Açılış konuşmasından sonra sözü alan Prof. Dr. Hasan Bülent Kahraman, oturumun çerçevesini Türkiye'de sanat koleksiyonculuğunun son 50 yıldaki durumu ve bugünkü sorunları olarak çizdi. Kahraman oturumda koleksiyonculuğun dönüşümünde etkisi olan unsurlar ve yabancı sanatçıların, güncel sanatın hatta politik, yeni medya, feminist sanat gibi belirli bazı dalların sanat koleksiyonuna nasıl dahil edilmesi gerektiğinin cevaplarının aranacağını vurguladı.
'Sermaye birikimi çeşitli dönemlerde oluşturduğu yeni formasyonlar koleksiyonculuğun gelişimini ne şekilde etkiledi' ve 'Türkiye'de son 15-20 yılda daha farklılaşan sanatsal üretim gerçekliği genç kuşak koleksiyoncuların yapılanmasını nasıl etkiledi' sorularına da oturumda yanıt arandı.
Konuşmacılardan Alarko Holding Yönetim Kurulu Üyesi Leyla Alaton, sözlerine sanat aşığı ve destekçisi olduğunu söyleyerek başladı. Feminist olduğu için feminizmin sanatını da desteklediğini ve bu alandaki eserleriyle feminizm denince ilk akla gelen ve dünya çapında da tanınan sanatçı Şükran Moral'i takip ettiğini ve onunla gurur duyduğunu belirtti. Alaton, Türk kadın sanatçılarının yurtdışında tanınması gerektiğini ve özellikle bu konuda çok çalıştığını söyledi.
Daha sonra Galeri Baraz Kurucusu Yahşi Baraz, Türkiye'de koleksiyonculuğun önemli değişen noktalarını özetledi. Sosyal olguların sanata olan etkisini değerlendirdi, başta resim sanatıyla lanse edilen koleksiyonculuğun dönüşümünü Batı'daki bakış açısıyla kıyasladı. İyi bir koleksiyoncunun dünya sanatını da tanıması, takip etmesi ve bir sanat danışmanıyla çalışması gerektiğinin altını çizdi. Boğaziçi Ventures Yönetim Kurulu Başkanı Agah Uğur, konuşmasında Türk koleksiyonculuğun ağırlıklı olarak statü gereği yapılması gereken mecburiyet gibi görmemek gerektiğini vurguladı. İyi bir koleksiyon için tutku, bilgi ve görgünün bir arada olması gerektiğini, fonlama ve bütçenin çok sonra geldiğini söyledi.
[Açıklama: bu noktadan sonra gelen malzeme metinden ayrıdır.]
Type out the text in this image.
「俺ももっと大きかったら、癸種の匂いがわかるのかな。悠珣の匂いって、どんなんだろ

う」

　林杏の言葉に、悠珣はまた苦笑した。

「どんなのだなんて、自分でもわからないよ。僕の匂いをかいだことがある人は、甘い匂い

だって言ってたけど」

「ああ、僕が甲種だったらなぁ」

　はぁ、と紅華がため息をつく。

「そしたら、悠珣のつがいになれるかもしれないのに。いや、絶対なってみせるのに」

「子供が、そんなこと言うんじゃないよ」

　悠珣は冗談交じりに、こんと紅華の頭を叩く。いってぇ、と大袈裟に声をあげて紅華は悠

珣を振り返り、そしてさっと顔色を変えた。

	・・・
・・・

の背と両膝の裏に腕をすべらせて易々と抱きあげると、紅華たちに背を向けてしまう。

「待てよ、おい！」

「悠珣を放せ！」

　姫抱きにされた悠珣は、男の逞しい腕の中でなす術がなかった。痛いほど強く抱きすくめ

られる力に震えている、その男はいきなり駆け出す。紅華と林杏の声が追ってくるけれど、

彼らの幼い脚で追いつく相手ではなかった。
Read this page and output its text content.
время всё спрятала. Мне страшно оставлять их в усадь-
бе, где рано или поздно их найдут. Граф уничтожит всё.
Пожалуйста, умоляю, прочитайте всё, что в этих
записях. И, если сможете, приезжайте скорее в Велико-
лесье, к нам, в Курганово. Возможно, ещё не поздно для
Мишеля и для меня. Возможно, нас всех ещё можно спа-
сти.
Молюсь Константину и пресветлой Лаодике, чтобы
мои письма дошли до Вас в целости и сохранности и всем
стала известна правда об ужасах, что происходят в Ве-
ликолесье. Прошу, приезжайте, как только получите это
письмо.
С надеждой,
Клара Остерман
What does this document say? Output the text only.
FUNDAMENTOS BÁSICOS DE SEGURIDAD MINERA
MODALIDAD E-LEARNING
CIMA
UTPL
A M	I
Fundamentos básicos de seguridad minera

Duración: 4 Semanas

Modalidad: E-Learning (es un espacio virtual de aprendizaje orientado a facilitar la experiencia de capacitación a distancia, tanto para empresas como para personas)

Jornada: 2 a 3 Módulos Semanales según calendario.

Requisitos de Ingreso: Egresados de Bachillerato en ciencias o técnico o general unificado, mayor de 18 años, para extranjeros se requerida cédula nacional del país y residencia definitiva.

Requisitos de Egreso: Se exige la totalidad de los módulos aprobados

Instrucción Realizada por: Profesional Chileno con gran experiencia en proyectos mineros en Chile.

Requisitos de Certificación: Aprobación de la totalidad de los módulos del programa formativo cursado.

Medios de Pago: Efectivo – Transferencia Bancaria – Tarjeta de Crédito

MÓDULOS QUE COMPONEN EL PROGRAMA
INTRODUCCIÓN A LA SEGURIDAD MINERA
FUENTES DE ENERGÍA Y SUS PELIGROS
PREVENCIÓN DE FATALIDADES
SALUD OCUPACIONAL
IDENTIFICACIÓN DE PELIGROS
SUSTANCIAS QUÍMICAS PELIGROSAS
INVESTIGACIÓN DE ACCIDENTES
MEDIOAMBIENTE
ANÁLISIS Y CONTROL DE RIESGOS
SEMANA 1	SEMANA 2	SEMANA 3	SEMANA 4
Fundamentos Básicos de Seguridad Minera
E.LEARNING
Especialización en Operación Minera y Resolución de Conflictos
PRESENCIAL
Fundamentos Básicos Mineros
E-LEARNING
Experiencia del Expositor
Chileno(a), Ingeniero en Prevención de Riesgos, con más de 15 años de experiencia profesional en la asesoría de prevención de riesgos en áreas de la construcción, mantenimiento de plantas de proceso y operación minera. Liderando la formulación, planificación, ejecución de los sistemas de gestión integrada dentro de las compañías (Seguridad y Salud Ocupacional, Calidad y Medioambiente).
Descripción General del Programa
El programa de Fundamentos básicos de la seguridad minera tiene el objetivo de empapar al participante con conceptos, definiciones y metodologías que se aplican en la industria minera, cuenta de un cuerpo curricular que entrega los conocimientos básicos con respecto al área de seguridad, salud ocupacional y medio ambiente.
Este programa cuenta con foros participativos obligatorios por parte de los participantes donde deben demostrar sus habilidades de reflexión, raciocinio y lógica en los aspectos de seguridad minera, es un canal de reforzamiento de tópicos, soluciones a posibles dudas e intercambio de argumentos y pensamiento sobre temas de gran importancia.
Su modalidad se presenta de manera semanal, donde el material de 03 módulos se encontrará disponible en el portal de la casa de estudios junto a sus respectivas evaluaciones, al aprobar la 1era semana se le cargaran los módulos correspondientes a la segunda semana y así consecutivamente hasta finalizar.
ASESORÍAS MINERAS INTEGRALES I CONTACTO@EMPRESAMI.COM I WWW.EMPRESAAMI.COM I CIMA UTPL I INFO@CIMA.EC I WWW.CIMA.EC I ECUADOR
Müze Evliyagil Kurucusu, Ajans Türk Yönetim Kurulu Başkanı Sarp Evliyagil, Türk sanatının gelişmesi için en başta Türk sanatseverlerin desteklemesinin ve alıcısı olması gerektiğinin altını çizdi. Ankara'da ve İstanbul'da oluşturduğu sanat yapılarını ve müzelere dönüşüm yolculuklarını özetledi. Kendi sanat yönelimini ise 1950'den günümüze modern ve çağdaş sanatı çerçevesinde işler çerçevesi olarak özetledi.
Sanat Danışmanı Sevil Dolmacı, danışmanlık ve küratörlük desteğinin sanat koleksiyonerliğindeki önemini vurguladı. Tümüyle iç içe çalıştığı genç kuşak profilini, 25-45 yaş arası, yurtdışında eğitim almış, müze gezen, ailesinde sanat ile bilinçli iletişimi olan, sosyal medyayı kullanan, profesyonelliğe inanan, hızlı servis isteyen, trendleri dünya ölçeğinde takip eden sanatseverler olarak tarif etti. Sanata ilginin gittikçe yoğunlaştığını, yeni koleksiyoner profilinin ise daha bilinçli olduğunu, önceki dönemlerde yapılan hataların tekrarlanmadığını ve bilinçli tercihler yapıldığını vurguladı. Konuşmacılar, seçkilerini, koleksiyonlarını hangi alanlarda seçtiklerini ve sebeplerini de anlattı. Sanat dünyasının en can alıcı konuları ele alındı ve sektörün önde gelen isimleri ağırlandı.